Im Alltag wird diese dritte Aufgabe häufig erst in hoch eskalierten Konfliktsituationen augenscheinlich, die im schlimmsten Fall sogar über das Team hinaus ihre Wellen schlagen. Die proaktive Öffnung eines „Raums“ zur Klärung gruppendynamischer Phänomene (und dadurch auch einer räumlich/zeitlichen Begrenzung), kann hingegen Kräfte aktivieren, die wiederum der Bewältigung der fachlichen Aufgabe dienen.

Somit bemisst sich das Potenzial und die Chancen eines Teams nicht nur an der Anzahl der Leistungsträger. Denn unabhängig von der besonders hohen oder besonders niedrigen Performance einzelner Mitglieder entstehen in Teams Dynamiken, die es zu reflektieren und klären gilt. Nicht selten blockiert sich ein Team von Highperformern gegenseitig und umgekehrt, so dass ein „Underdog“ über sich selbst hinauswächst. So gut wie jeder kennt dazu Beispiele aus dem Mannschaftssport. Konkurrenzkämpfe, unterschiedliche Empfindungen im Gruppenerleben und der Bewertung unterschiedlicher Leistungen sind dabei nur einige der häufigsten Erscheinungen in andauernden Gruppenkonstellationen, die unbearbeitet das Engagement und somit die Performance des Teams nachhaltig stören.

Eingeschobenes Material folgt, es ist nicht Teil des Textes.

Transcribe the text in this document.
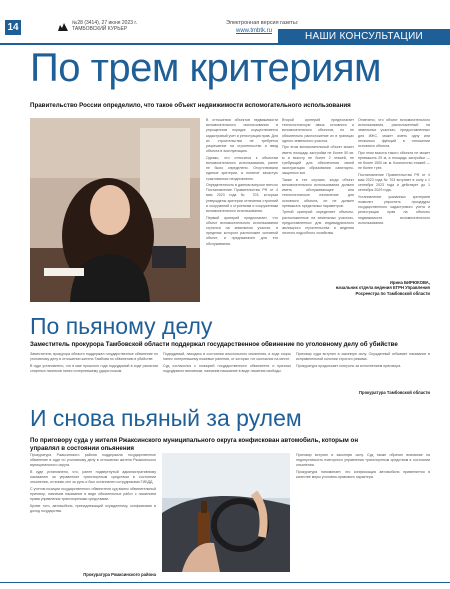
14	№28 (3414), 27 июня 2023 г.
ТАМБОВСКИЙ КУРЬЕР
Электронная версия газеты:
www.tmbtk.ru	НАШИ КОНСУЛЬТАЦИИ
По трем критериям
Правительство России определило, что такое объект недвижимости вспомогательного использования

В отношении объектов недвижимости вспомогательного использования в упрощенном порядке осуществляется кадастровый учет и регистрация прав. Для их строительства не требуется разрешение на строительство и ввод объекта в эксплуатацию.

Однако, что относится к объектам вспомогательного использования, ранее не было определено. Отсутствовали единые критерии, а понятие зачастую трактовалось неоднозначно.

Определенность в данном вопросе внесло Постановление Правительства РФ от 4 мая 2023 года № 703, которым утверждены критерии отнесения строений и сооружений к строениям и сооружениям вспомогательного использования.

Первый критерий предполагает, что объект вспомогательного использования строится на земельном участке, в пределах которого расположен основной объект, и предназначен для его обслуживания.

Второй критерий предполагает технологическую связь основного и вспомогательного объектов, но не обязательно расположение их в границах одного земельного участка.

При этом вспомогательный объект может иметь площадь застройки не более 50 кв. м и высоту не более 2 этажей, не требующий для обеспечения своей эксплуатации образования санитарно-защитных зон.

Также в тех случаях, когда объект вспомогательного использования должен иметь обслуживающее или технологическое назначение для основного объекта, он не должен превышать предельных параметров.

Третий критерий определяет объекты, расположенные на земельных участках, предоставленных для индивидуального жилищного строительства и ведения личного подсобного хозяйства.

Отмечено, что объект вспомогательного использования, расположенный на земельных участках, предоставленных для ИЖС, может иметь одну или несколько функций в отношении основного объекта.

При этом высота такого объекта не может превышать 20 м, а площадь застройки — не более 1500 кв. м. Количество этажей — не более трех.

Постановление Правительства РФ от 4 мая 2023 года № 703 вступает в силу с 1 сентября 2023 года и действует до 1 сентября 2029 года.

Установление указанных критериев позволит упростить процедуры государственного кадастрового учета и регистрации прав на объекты недвижимости вспомогательного использования.

Ирина БИРЮКОВА,
начальник отдела ведения ЕГРН Управления
Росреестра по Тамбовской области
По пьяному делу
Заместитель прокурора Тамбовской области поддержал государственное обвинение по уголовному делу об убийстве

Заместитель прокурора области поддержал государственное обвинение по уголовному делу в отношении жителя Тамбова по обвинению в убийстве.

В суде установлено, что в мае прошлого года подсудимый в ходе распития спиртных напитков нанес потерпевшему удары ножом.

Подсудимый, находясь в состоянии алкогольного опьянения, в ходе ссоры нанес потерпевшему ножевые ранения, от которых тот скончался на месте.

Суд согласился с позицией государственного обвинителя и признал подсудимого виновным, назначив наказание в виде лишения свободы.

Приговор суда вступил в законную силу. Осужденный отбывает наказание в исправительной колонии строгого режима.

Прокуратура продолжает контроль за исполнением приговора.

Прокуратура Тамбовской области
И снова пьяный за рулем
По приговору суда у жителя Ржаксинского муниципального округа конфискован автомобиль, которым он управлял в состоянии опьянения

Прокуратура Ржаксинского района поддержала государственное обвинение в суде по уголовному делу в отношении жителя Ржаксинского муниципального округа.

В суде установлено, что, ранее подвергнутый административному наказанию за управление транспортным средством в состоянии опьянения, он вновь сел за руль и был остановлен сотрудниками ГИБДД.

С учетом позиции государственного обвинителя суд вынес обвинительный приговор, назначив наказание в виде обязательных работ с лишением права управления транспортными средствами.

Кроме того, автомобиль, принадлежащий осужденному, конфискован в доход государства.

Приговор вступил в законную силу. Суд также обратил внимание на недопустимость повторного управления транспортным средством в состоянии опьянения.

Прокуратура напоминает, что конфискация автомобиля применяется в качестве меры уголовно-правового характера.

Прокуратура Ржаксинского района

Das Potenzial eines Teams bemisst sich folglich sehr stark an der Kooperations- und Konfliktfähigkeit seiner Mitglieder. Schafft es ein Team, über sich selbst Klarheit zu erlangen und seinen eigenen Standort selbst zu bestimmen, stehen plötzlich auch verdeckte Ressourcen zur Verfügung. Das ist natürlich leichter gesagt als getan, denn diese Gruppenkompetenz lässt sich nicht einfach so herbeiführen. Gleichzeitig ist jedes Teammitglied mit seiner Persönlichkeit gefragt, seinen Teil dazu beizutragen.